Some people might have been surprised at my not altogether positive reaction to Apple’s latest operating system, Lion, when I first installed it. I originally blogged about it about one month ago now and noted that there were a few “issues” – some of which were quite serious – and that I didn’t really recommend it for the average user.

A month later things have changed considerably. I’m not going to pretend that this is the perfect operating system or that there are no bugs at all, but things are certainly a lot better now and the remaining problems are probably no worse than those with older systems.

There have been three events which have lead to these improvements: first, Apple have released the first major update (Mac OS X 10.7.1); second, several publishers of other applications I use have released updates which have also improved the overall reliability of my system; and third, I have doubled the RAM in my machine to 8GB.

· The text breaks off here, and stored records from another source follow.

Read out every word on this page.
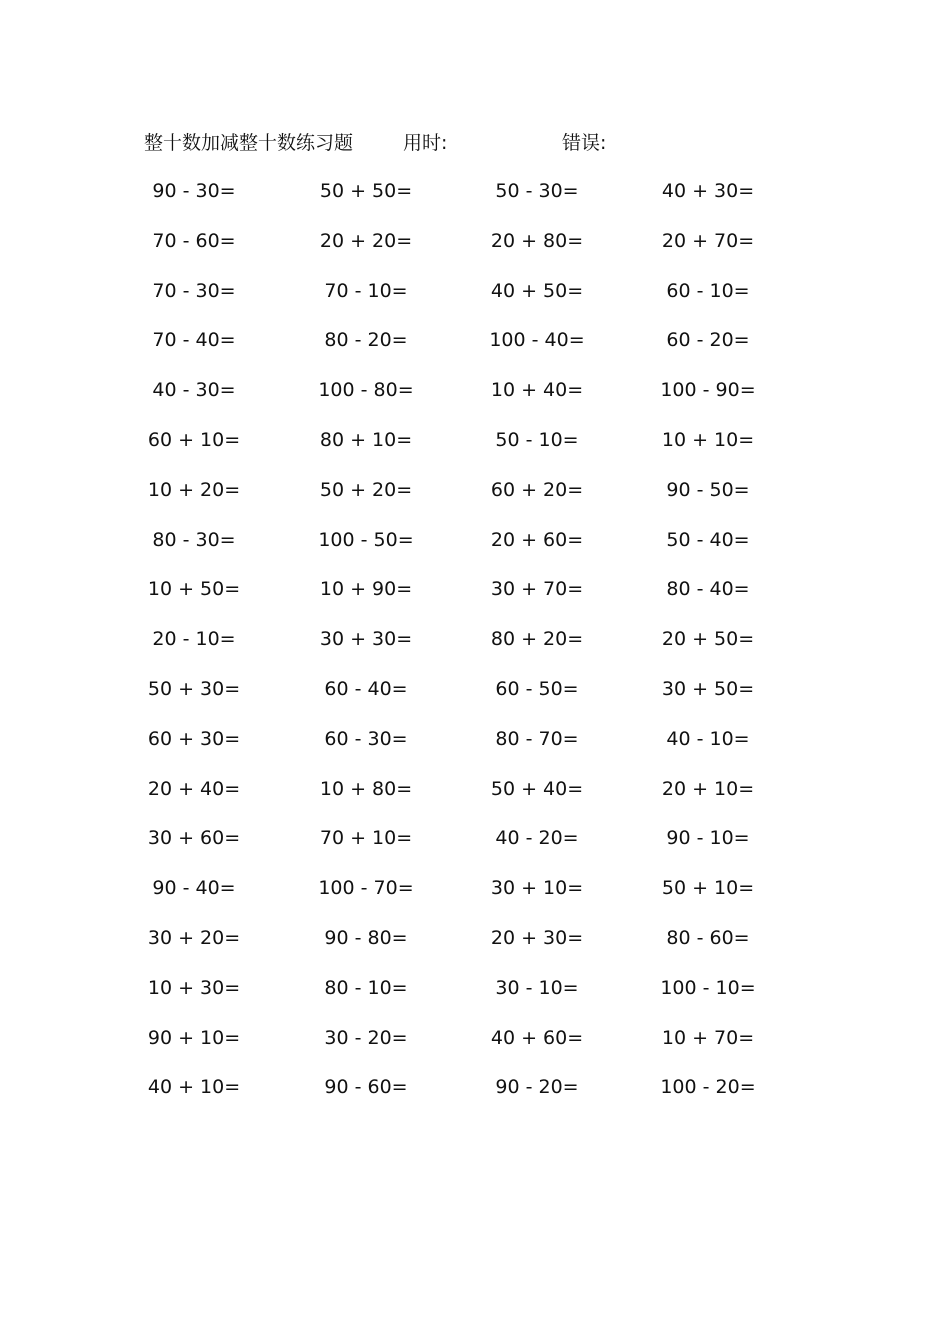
整十数加减整十数练习题	用时:	错误:
90 - 30=	50 + 50=	50 - 30=	40 + 30=
70 - 60=	20 + 20=	20 + 80=	20 + 70=
70 - 30=	70 - 10=	40 + 50=	60 - 10=
70 - 40=	80 - 20=	100 - 40=	60 - 20=
40 - 30=	100 - 80=	10 + 40=	100 - 90=
60 + 10=	80 + 10=	50 - 10=	10 + 10=
10 + 20=	50 + 20=	60 + 20=	90 - 50=
80 - 30=	100 - 50=	20 + 60=	50 - 40=
10 + 50=	10 + 90=	30 + 70=	80 - 40=
20 - 10=	30 + 30=	80 + 20=	20 + 50=
50 + 30=	60 - 40=	60 - 50=	30 + 50=
60 + 30=	60 - 30=	80 - 70=	40 - 10=
20 + 40=	10 + 80=	50 + 40=	20 + 10=
30 + 60=	70 + 10=	40 - 20=	90 - 10=
90 - 40=	100 - 70=	30 + 10=	50 + 10=
30 + 20=	90 - 80=	20 + 30=	80 - 60=
10 + 30=	80 - 10=	30 - 10=	100 - 10=
90 + 10=	30 - 20=	40 + 60=	10 + 70=
40 + 10=	90 - 60=	90 - 20=	100 - 20=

I am also now setting up computers for my clients which are running Lion (including a really nice new MacBook Air – those machines have really improved since the original models) so that will be a chance to see how a more “standard” user copes with the new system.

I am a real power user and I do have a lot of programs running constantly on my computer so I need more memory than a typical user. Most users could manage with 4GB which is the standard amount on most Macs sold today. Also, most users would not be using the same number of extra applications and utilities that I do so their experience with compatibility problems would be less.

I’m not necessarily recommending Lion just yet for everybody, because I haven’t had much feedback from non-experts, but at least it has got to the point now where I can safely let an average user try it. That’s a good thing of course because Lion is the default system being shipped on most new machines and is required for others, so it looks like I won’t have the choice for much longer!